1 de Enero del 2013 - José Antonio Noval Cueto

Puede sorprender que a pesar de la realidad agobiante que nos rodea, donde el paro ya casi alcanza 5 millones de personas, y atacando especialmente a los más desfavorecidos o a los más inseguros como nuestros jóvenes, a esas personas que necesitan afirmar su personalidad y la confianza en sí mismos, uno haga suyas las palabras de un personaje del «music hall» que dice «que no hay nada más real que la esperanza» y que es precisamente ésta, la que nos mantiene en pie, la que nos estimula a pesar de las muchas dificultades y frustraciones que nos rodean…

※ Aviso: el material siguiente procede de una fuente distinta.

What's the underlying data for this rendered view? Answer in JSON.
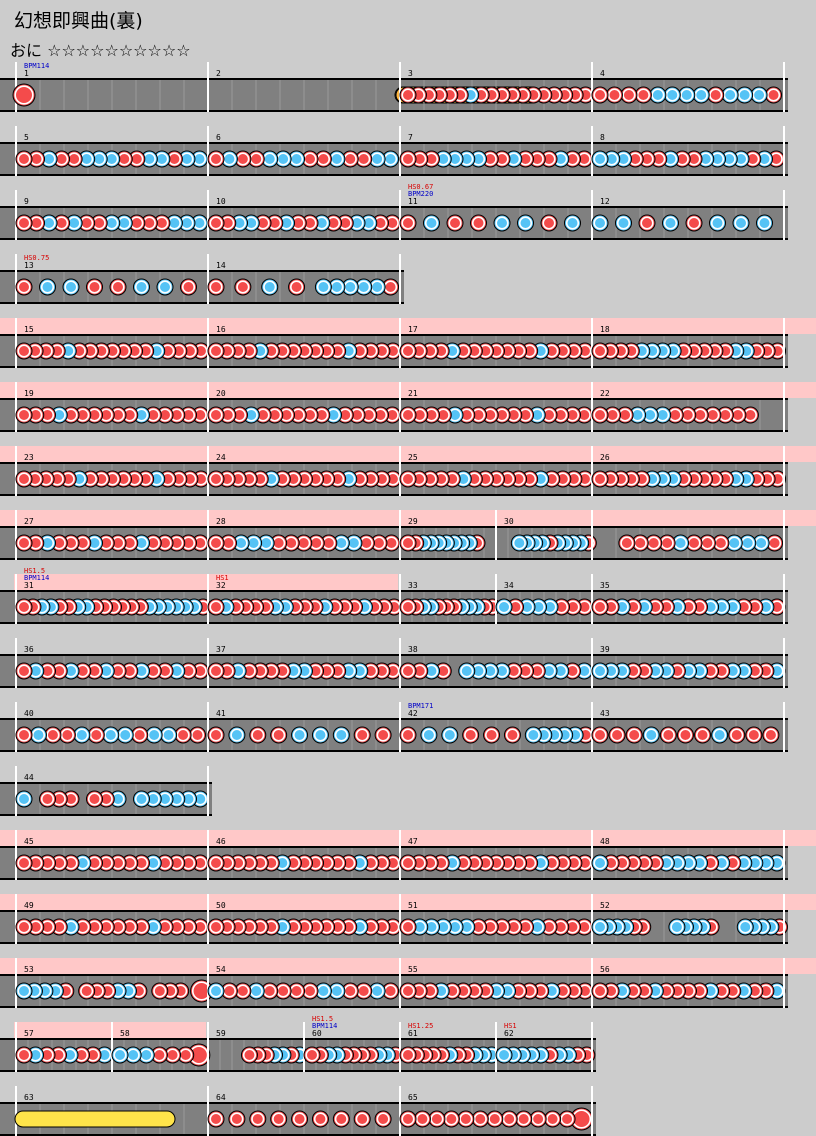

La palabra «esperanza» es de esos términos que tienen valoración positiva por su contenido, incluso se da la paradoja –ahora que tanto miramos a Cataluña– que se escribe igual en catalán que en castellano. La RAE define la «esperanza como estado de ánimo en el cual se nos presenta como posible lo que deseamos. En esta España nuestra, donde siempre nos topamos con la Iglesia, aunque alguno no lo quiera reconocer –recuerdo que la catedral de Oviedo empezó a construirse hacia 1382–, todos sabemos o casi todos que la Esperanza es una de las tres virtudes teologales (Fe, Esperanza y Caridad) y que responde a ese anhelo de felicidad que Dios ha puesto en cada uno de nosotros. Son muchas las localidades o accidentes geográficos que llevan el nombre de «Esperanza», así recordemos el proceloso Cabo de Buena Esperanza, una estación del metro de Madrid, o ciudades hispanoamericanas que han tomado esa nominación, así tenemos la localidad de Esperanza tanto con Sonora como en Puebla (México), ya en Argentina (provincia de Santa Fe) y en España, en Santa Cruz de Tenerife entre muchas otras. Además, abundan las mujeres que se llaman Esperanza…

La realidad de esa esperanza que provoca estas líneas la palpo cada día al oír al lotero vocear sus números: «¡Vendo el gordo para Navidad! ¡El que quita la hipoteca!», o al observar la perfección de las «estatuas vivientes» que transformadas en «buey, cabra, soldado» invaden nuestras calles en busca de un donativo o limosna que premie su originalidad y esfuerzo, o cuando los payasos y malabaristas nos abordan en los semáforos de nuestras ciudades con sus juegos de bolos, bolas y después, satisfechos de su actuación, sonrientes, se quitan su gorra y piden su premio –¡qué maneras más originales de ganarse la vida!, con razón dicen los expertos que el ser humano sólo utiliza el 10% de su capacidad mental– o cuando los jóvenes enamorados se prometen amor, o cuando los padres de familia madrugan, se desloman, soportan mil penalidades con alguna que otra vejación y tienen en su cerebro la fotografía de su familia que les estimula a continuar, o cuando pueblos enteros hacen suyo el problema de un vecino, o cuando una madre atenazada por el dolor de la muerte injusta de su hija aún tiene el coraje de balbucear unas palabras y pedir soluciones para que otras hijas, otras madres, no sufran a consecuencia de la codicia de unos y la dejadez de otros.

Son muchos los ejemplos que constatan la existencia de la esperanza, de la ilusión. Somos muchos los que queremos un futuro decente, digno y mejor para nuestros hijos y para las generaciones venideras, pero, por favor, absténganse los sablistas, farsantes, tahúres, buscavidas y encantadores de serpientes. No más mentiras, ni aunque sean de calidad. ¡Por favor, no nos quiten la ilusión, trabajen!, pues como decía el abuelo de un amigo, si no se siembren «les patates», no se comen. ¡Feliz Navidad!